US Congressional Republicans in Pursuit of Biden-Ere Crypto

A U.S. House investigation and Senate hearing will examine whether financial regulators during former President Joe Biden’s administration deliberately cut off crypto industry executives and others from the banking system in an inappropriate use of authority.

“Debanking is un-American — all legal activity deserves to be treated equally regardless of political beliefs,” said Senate Banking Committee Chairman Tim Scott, a South Carolina Republican who took over gavel earlier this month and scheduled a Feb. 5 hearing on the removal.

Operation Chokepoint 2.0 is the name Republican lawmakers and the digital asset industry are using for the systemic disruption of crypto insiders from U.S. banks, in reference to the Operation Chokepoint of an earlier era – an effort sanctioned by the government to reduce risk in banking by encouraging lenders of an era to move away from legal but otherwise risky businesses.

Pushing into crypto executives’ and companies’ fight to maintain banking relationships, the House Oversight Committee is “investigating whether this unbanning practice comes from financial institutions themselves or from implicit or explicit pressure from government regulators “, according to a letter committee chairman Rep. James Comer sent Friday to the founders and CEOs of several crypto companies and organizations, including Coinbase, LightSwap, and UniSwap Labs.

The challenge of denying the lack of banking options entirely on government is that some financial institutions may have made decisions based on their own risk appetites or business plans that deliberately avoided crypto interests.
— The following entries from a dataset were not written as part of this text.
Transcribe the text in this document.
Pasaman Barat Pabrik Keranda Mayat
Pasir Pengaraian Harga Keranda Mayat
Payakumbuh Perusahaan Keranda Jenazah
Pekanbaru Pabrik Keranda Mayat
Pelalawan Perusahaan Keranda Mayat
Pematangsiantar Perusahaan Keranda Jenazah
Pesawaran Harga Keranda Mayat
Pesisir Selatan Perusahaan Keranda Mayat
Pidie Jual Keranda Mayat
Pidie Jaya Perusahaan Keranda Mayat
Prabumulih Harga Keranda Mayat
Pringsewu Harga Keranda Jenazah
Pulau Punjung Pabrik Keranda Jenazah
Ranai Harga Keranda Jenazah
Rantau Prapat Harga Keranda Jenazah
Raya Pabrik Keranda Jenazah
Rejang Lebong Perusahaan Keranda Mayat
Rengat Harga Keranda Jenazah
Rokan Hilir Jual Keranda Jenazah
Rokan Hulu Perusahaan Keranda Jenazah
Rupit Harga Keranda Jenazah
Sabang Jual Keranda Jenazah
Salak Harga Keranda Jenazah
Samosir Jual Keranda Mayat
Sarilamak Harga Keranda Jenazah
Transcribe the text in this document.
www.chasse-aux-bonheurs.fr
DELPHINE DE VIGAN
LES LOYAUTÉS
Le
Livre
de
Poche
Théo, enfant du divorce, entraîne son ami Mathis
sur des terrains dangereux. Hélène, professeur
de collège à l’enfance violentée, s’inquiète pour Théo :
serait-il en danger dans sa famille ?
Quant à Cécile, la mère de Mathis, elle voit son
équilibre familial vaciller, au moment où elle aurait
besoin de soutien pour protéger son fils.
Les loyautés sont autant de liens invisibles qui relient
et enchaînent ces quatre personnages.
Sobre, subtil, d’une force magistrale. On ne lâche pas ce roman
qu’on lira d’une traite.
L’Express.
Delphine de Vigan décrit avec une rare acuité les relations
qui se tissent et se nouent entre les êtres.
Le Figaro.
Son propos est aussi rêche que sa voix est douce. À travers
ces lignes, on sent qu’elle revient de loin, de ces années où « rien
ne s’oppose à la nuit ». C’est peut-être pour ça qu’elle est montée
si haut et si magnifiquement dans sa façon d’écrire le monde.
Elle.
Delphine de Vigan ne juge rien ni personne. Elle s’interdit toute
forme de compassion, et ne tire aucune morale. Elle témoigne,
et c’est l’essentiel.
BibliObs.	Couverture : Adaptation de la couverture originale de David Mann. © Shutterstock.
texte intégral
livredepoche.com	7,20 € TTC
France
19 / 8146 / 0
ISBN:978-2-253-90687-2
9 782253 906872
And banking regulators such as the Federal Deposit Insurance Corp. and the Office of the Comptroller of the Currency were public in their guidance that regulated banks seeking to do crypto business will face restrictions and additional agency scrutiny.

However, a Coinbase lawsuit of the FDIC’s private communications with banks showed that the agency ordered them to stop pursuing digital asset services until the regulator had specific rules in place, which She wasn’t developing.

“We are grateful to assist in a thorough investigation into this pernicious practice,” said Kristin Smith, CEO of the Blockchain Association, which also received the letter from the House committee probing the trend.

Meanwhile, congressional Democrats have focused their own demands for an investigation into President Donald Trump’s recently launched Meme Coin, $Trump. He has been accused of using the presidency to accumulate billions of dollars, and they cite the token as a potential risk for dangerous conflicts of interest.

The House Financial Services Committee announced a hearing on the matter Friday evening, scheduled for Thursday, February 6.

Update (January 24, 2024, 9:25 p.m. UTC): Adds a house audition.